(di Agnese Malatesta) – Essere ricoverato in reparto infettivo e sentirsi un malato “itinerante”. Già perché Aniello, 55/enne bergamasco, nella sua esperienza di paziente affetto da Covid-19, durante la sua permanenza in ospedale, ha incontrato – come fosse in un viaggio – tanti dialetti e tante lingue.
Erano i dialetti e le lingue di quei medici e quegli infermieri giunti da tutta Italia, perfino dalla Russia, a supportare gli operatori nazionali ormai logorati dal drammatico superlavoro.
“Ad ogni cambio di turno avevo personale sanitario di diverse regioni e mi sembrava di essere itinerante”, spiega a B-hop.
Di questi professionisti, di queste persone, Aniello parla come fossero dotati di virtù eccezionali: non solo competenze medico-sanitarie ma anche umane.
Per lui, i sintomi della malattia sono arrivati a metà marzo, con essi la difficoltà di respirare; il ricovero in ospedale, la decisione dei medici di ricorrere al C-Cap; poi con il miglioramento delle sue condizioni, è stato trasferito all’ospedale costruito a Bergamo dagli alpini e lì è avvenuto l’incontro con i tanti dialetti.
L’incontro con il conforto che ha ricevuto.
“In terapia intensiva mi sentivo un astronauta, il casco mi ha salvato la vita”.
“In quei giorni mi sono buttato giù: ho avuto paura di morire, addirittura non volevo addormentarmi la sera. Ho pianto tanto e ho iniziato a pregare il mio papà, venuto a mancare nel 2005. Sono sicuro che se oggi sono qui è anche per merito suo”.
Ora Aniello, dimesso dall’ospedale, è ospite dell’Hotel Bes di Mozzo (Bergamo), la struttura alberghiera convertita per assistere, gratuitamente, per due settimane, persone guarite da Covid19 ma ancora positive.

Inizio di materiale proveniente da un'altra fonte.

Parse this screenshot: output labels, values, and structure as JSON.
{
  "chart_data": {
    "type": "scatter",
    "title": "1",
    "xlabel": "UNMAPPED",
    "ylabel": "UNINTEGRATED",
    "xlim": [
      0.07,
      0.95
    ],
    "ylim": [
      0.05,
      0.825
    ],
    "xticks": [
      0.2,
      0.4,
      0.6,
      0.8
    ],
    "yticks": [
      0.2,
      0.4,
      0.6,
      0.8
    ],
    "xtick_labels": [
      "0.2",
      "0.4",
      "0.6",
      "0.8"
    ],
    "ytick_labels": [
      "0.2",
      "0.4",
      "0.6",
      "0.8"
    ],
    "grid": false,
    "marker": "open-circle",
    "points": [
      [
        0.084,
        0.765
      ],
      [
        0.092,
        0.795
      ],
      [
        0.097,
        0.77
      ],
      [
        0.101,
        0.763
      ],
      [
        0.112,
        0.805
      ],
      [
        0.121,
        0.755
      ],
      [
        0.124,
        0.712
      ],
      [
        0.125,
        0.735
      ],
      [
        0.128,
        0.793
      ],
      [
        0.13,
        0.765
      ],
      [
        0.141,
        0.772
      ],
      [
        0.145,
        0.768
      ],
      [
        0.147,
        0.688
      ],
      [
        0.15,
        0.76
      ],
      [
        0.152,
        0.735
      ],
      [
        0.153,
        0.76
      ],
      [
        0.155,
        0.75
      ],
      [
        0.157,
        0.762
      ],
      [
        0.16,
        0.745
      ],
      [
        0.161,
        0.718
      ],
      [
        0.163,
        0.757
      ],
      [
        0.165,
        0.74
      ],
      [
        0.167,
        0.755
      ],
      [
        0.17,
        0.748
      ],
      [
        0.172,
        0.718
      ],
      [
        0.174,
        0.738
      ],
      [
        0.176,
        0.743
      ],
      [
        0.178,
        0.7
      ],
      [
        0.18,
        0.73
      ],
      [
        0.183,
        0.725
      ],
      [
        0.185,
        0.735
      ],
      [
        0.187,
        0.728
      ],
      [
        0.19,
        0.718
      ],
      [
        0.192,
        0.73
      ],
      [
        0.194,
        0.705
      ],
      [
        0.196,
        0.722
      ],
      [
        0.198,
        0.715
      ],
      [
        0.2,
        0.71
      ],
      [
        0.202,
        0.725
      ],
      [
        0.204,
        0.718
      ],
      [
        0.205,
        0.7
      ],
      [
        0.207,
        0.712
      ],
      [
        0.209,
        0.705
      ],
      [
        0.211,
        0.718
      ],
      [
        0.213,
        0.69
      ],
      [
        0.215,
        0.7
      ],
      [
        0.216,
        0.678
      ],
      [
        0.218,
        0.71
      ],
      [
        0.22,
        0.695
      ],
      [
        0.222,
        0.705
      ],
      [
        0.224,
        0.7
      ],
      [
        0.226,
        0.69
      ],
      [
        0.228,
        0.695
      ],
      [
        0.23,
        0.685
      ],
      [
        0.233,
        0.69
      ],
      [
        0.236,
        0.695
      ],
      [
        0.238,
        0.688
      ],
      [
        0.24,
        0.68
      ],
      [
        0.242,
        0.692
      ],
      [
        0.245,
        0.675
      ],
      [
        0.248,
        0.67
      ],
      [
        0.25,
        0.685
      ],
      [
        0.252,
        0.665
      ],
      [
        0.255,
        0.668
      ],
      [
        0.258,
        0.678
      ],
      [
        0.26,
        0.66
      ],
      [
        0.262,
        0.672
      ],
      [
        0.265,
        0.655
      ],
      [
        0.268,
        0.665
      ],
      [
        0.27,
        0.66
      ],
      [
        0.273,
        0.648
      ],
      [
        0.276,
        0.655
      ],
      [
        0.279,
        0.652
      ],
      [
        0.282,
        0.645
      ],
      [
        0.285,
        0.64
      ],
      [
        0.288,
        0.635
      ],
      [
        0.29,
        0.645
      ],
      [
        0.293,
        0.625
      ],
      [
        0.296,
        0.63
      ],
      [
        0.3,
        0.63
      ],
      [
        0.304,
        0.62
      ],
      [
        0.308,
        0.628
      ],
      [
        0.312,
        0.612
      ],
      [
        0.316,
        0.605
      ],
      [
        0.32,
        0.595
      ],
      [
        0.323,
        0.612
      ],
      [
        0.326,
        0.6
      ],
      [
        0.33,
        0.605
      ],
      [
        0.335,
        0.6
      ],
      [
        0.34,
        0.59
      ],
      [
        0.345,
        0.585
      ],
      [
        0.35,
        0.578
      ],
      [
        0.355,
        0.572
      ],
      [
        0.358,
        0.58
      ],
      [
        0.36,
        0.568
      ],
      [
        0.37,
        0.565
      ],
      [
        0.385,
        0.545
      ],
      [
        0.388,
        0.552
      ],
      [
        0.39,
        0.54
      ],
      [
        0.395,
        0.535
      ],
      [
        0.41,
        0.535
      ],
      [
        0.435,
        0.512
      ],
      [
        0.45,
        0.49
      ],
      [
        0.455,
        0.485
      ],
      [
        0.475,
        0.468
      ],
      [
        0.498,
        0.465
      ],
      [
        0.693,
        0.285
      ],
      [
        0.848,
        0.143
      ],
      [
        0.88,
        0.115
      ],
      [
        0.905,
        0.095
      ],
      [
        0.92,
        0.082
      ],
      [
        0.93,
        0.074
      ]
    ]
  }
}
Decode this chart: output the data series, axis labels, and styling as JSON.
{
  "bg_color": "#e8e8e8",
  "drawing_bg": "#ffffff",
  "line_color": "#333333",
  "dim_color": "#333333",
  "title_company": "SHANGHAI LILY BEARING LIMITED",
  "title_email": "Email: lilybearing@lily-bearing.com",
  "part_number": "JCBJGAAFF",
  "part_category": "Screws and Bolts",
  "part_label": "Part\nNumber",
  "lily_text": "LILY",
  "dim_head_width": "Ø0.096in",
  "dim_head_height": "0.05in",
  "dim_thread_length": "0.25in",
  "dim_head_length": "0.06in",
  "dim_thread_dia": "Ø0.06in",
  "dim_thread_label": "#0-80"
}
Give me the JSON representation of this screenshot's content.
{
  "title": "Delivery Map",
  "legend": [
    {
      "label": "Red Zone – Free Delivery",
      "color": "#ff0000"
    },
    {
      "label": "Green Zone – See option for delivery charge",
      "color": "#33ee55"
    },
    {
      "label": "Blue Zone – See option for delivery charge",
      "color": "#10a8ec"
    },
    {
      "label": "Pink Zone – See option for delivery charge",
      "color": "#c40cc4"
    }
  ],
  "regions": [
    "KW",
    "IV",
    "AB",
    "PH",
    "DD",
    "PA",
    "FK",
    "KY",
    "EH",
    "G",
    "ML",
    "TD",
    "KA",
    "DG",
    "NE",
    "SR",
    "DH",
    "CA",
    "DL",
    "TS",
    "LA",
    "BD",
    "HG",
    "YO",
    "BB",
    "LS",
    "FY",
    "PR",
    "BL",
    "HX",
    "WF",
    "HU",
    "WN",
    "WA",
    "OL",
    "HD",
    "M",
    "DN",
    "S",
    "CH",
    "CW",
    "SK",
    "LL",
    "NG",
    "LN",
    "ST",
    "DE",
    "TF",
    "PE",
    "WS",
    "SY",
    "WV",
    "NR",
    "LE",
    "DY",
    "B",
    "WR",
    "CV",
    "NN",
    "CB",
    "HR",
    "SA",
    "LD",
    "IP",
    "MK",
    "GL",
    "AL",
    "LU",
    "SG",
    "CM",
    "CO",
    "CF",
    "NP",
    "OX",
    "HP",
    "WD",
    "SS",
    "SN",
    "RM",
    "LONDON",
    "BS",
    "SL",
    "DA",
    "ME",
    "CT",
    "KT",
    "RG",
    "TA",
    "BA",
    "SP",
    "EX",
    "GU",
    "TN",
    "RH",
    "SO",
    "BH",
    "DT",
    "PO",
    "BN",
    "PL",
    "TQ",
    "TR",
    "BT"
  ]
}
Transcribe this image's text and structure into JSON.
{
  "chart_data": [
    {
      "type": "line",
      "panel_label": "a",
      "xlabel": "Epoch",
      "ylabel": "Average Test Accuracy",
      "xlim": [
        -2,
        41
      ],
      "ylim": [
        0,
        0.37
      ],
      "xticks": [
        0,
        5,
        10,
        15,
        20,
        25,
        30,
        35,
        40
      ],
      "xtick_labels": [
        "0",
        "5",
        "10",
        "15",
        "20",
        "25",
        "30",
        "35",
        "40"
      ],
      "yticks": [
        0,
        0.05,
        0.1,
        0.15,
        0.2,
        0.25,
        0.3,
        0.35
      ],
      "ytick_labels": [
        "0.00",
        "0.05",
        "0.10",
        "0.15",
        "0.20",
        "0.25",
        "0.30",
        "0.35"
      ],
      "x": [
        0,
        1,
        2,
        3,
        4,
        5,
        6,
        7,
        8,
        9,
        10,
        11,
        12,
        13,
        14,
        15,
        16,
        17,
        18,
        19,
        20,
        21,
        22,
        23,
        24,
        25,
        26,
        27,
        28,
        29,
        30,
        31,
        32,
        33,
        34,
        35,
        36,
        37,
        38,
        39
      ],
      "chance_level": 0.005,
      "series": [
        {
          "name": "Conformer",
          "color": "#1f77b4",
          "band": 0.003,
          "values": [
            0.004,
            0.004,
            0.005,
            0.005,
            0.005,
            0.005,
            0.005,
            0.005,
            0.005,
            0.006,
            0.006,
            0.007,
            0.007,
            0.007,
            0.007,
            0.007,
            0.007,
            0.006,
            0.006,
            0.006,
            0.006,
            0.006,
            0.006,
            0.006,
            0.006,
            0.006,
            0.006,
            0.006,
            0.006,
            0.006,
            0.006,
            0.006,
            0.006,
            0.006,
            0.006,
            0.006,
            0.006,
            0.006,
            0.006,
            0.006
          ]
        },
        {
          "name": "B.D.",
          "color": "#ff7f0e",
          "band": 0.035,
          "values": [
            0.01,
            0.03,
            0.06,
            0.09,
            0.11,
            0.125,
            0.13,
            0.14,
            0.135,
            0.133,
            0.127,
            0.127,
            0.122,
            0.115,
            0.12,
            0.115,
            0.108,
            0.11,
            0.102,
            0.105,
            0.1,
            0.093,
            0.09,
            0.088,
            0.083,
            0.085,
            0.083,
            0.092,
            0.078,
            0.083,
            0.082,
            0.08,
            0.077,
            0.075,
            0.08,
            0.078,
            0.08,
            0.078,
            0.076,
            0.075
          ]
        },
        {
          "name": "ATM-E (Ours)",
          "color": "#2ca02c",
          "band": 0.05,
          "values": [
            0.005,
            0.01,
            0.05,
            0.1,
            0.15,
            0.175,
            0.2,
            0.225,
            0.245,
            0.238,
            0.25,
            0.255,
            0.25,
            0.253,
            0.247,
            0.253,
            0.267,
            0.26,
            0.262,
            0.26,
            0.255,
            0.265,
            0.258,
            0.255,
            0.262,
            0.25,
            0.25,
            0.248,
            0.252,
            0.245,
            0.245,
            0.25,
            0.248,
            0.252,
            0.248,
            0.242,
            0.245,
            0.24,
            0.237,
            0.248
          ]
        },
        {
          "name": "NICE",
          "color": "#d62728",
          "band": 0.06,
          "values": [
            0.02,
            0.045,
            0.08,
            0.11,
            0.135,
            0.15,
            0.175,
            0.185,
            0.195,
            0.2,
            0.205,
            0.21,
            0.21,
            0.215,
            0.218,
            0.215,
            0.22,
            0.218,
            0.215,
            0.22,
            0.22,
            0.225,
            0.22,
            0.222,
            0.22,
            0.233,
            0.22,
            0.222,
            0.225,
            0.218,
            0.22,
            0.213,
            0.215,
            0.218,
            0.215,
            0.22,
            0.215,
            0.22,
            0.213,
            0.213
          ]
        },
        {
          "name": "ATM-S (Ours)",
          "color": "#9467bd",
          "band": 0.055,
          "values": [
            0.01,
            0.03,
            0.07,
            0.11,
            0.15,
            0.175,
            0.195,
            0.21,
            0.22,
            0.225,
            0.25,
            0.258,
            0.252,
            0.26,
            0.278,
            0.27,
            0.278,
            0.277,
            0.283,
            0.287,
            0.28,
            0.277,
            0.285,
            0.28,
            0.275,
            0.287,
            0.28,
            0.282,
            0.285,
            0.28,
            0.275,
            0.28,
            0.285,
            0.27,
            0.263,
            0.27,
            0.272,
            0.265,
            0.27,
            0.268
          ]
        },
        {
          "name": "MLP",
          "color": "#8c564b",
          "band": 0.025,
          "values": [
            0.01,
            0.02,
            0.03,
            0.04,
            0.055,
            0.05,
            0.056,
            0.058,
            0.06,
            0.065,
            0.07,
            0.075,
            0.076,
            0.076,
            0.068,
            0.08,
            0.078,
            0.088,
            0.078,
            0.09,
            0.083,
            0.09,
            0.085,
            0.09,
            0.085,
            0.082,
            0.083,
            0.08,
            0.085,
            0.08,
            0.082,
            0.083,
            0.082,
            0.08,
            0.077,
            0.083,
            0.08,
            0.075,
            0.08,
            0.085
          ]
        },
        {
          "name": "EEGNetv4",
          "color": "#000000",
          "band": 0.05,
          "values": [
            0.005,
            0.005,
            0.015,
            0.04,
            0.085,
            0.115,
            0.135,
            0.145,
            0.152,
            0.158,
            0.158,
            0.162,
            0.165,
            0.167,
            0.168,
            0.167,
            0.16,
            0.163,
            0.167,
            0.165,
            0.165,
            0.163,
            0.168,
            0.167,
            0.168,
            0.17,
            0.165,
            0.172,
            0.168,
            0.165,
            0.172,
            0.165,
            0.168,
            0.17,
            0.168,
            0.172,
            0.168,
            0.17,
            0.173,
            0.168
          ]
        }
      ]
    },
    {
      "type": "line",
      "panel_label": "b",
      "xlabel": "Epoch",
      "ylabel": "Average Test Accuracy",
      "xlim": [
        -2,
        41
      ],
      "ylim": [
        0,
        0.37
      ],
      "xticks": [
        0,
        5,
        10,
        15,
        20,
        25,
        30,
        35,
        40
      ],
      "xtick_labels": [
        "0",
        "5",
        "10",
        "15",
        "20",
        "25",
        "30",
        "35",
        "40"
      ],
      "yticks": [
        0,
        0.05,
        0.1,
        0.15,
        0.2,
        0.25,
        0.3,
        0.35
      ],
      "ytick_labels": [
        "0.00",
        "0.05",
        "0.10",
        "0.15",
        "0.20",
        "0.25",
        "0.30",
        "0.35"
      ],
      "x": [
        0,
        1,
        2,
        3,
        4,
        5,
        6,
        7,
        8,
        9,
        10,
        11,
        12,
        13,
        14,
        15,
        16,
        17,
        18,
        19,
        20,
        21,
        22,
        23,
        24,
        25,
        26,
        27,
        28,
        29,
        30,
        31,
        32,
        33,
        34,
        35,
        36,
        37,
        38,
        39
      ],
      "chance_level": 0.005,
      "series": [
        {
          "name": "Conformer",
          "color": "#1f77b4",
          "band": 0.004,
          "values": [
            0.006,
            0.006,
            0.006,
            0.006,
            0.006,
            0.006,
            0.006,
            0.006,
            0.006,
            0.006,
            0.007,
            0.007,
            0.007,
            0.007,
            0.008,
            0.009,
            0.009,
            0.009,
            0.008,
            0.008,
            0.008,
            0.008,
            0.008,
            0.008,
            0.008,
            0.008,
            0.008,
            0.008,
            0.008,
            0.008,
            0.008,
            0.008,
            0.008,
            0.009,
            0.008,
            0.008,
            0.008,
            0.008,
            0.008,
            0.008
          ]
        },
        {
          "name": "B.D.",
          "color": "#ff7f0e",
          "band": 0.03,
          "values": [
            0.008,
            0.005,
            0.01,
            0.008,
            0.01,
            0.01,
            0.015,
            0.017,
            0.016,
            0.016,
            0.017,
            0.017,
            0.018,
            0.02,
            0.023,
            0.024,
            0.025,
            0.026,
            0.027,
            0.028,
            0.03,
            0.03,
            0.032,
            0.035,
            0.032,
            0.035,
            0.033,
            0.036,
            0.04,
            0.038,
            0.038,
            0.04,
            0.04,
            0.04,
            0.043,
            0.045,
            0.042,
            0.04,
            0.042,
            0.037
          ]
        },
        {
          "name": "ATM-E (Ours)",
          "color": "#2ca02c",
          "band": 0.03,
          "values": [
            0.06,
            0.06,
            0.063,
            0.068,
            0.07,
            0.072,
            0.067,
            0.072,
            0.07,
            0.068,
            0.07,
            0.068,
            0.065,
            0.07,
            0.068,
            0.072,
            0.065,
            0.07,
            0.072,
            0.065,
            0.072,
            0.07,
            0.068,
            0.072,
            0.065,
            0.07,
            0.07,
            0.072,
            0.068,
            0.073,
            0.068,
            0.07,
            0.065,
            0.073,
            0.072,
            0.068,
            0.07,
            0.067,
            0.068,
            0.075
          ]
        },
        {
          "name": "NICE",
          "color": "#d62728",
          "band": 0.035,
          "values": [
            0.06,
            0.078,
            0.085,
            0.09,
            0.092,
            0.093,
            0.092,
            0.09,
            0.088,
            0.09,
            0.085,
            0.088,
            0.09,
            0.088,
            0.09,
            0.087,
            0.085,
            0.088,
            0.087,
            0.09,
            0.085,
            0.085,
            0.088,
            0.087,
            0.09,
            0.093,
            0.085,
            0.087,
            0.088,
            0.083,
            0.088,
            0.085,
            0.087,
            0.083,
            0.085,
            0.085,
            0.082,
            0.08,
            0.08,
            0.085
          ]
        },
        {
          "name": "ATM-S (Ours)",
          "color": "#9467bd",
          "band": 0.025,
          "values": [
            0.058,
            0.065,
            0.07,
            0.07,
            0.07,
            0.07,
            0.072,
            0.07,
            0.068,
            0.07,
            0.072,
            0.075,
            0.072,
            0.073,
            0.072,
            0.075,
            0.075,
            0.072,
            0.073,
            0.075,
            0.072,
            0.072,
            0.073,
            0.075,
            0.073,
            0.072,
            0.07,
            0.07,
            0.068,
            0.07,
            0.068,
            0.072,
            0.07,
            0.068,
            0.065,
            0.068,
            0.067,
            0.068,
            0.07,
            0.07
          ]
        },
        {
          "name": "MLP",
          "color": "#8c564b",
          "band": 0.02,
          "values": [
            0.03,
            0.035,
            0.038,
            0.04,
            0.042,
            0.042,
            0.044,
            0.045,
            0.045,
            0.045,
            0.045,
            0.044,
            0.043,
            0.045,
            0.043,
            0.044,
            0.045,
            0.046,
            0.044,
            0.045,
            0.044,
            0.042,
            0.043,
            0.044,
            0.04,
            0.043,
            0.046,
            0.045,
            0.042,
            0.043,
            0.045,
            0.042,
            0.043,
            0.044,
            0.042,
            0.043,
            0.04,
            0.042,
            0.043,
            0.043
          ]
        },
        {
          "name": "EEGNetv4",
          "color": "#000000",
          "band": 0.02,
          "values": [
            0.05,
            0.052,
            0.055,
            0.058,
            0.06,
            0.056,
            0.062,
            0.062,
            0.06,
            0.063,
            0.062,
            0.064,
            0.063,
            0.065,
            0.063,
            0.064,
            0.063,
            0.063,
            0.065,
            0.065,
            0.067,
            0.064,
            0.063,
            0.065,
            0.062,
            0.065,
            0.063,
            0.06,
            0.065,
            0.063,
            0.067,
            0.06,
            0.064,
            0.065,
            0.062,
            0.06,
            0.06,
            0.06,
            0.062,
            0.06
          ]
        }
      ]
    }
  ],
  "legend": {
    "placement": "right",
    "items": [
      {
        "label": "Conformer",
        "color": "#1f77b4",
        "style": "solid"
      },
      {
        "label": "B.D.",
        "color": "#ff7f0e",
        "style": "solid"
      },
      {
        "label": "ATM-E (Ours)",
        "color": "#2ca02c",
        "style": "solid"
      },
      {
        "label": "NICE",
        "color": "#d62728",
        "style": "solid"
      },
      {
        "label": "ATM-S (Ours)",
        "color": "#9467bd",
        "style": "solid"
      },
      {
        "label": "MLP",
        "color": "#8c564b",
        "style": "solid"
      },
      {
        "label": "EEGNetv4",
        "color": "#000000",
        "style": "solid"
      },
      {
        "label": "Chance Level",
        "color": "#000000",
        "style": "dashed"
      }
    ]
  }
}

Una struttura – che può accogliere 90 persone impossibilitate a rientrare in famiglia – frutto della collaborazione della Fondazione Insieme con Humanitas e l’ong CBM Italia Onlus.
“Anche qui – dice – ho trovato persone squisite. Tutti hanno messo davanti alla professionalità l’aspetto umano. Mi sono sentito capito nel mio disagio. Cercano di aiutarmi e di rendere il periodo meno brutto possibile. Li definisco angeli sulla terra senza ali”.
Tra qualche giorno, dopo i controlli di routine in corso per verificare la negatività al virus, Aniello tornerà a casa dove ad attenderlo ci sono la moglie e la figlia, che ha potuto vedere finora il giorno di Pasqua nel parcheggio dell’Hotel dalla finestra.
“Dopo 33 anni che conosco mia moglie è la prima volta che siamo stati distanti un mese: è stato bruttissimo. Quando mi hanno detto che sarebbero venute a trovarmi entrambe mi sentivo come un quindicenne con le farfalle nello stomaco”.
“Non vedo l’ora di poterle riabbracciare. Sono sicuro che piangerò come un bambino ma stavolta piangerò di gioia”.
CBM Italia Onlus è un’organizzazione umanitaria che da oltre 110 anni è impegnata nella prevenzione e cura della cecità evitabile nei Paesi in via di Sviluppo.
In Italia, nell’emergenza coronavirus, sta collaborando al progetto per l’accoglienza all’Hotel Bes di Mozzo che prevede anche l’erogazione di alcuni servizi tra cui la sorveglianza sanitaria di medici ed infermieri, la fornitura dei pasti e lo svolgimento delle pulizie, il supporto psicologico a distanza.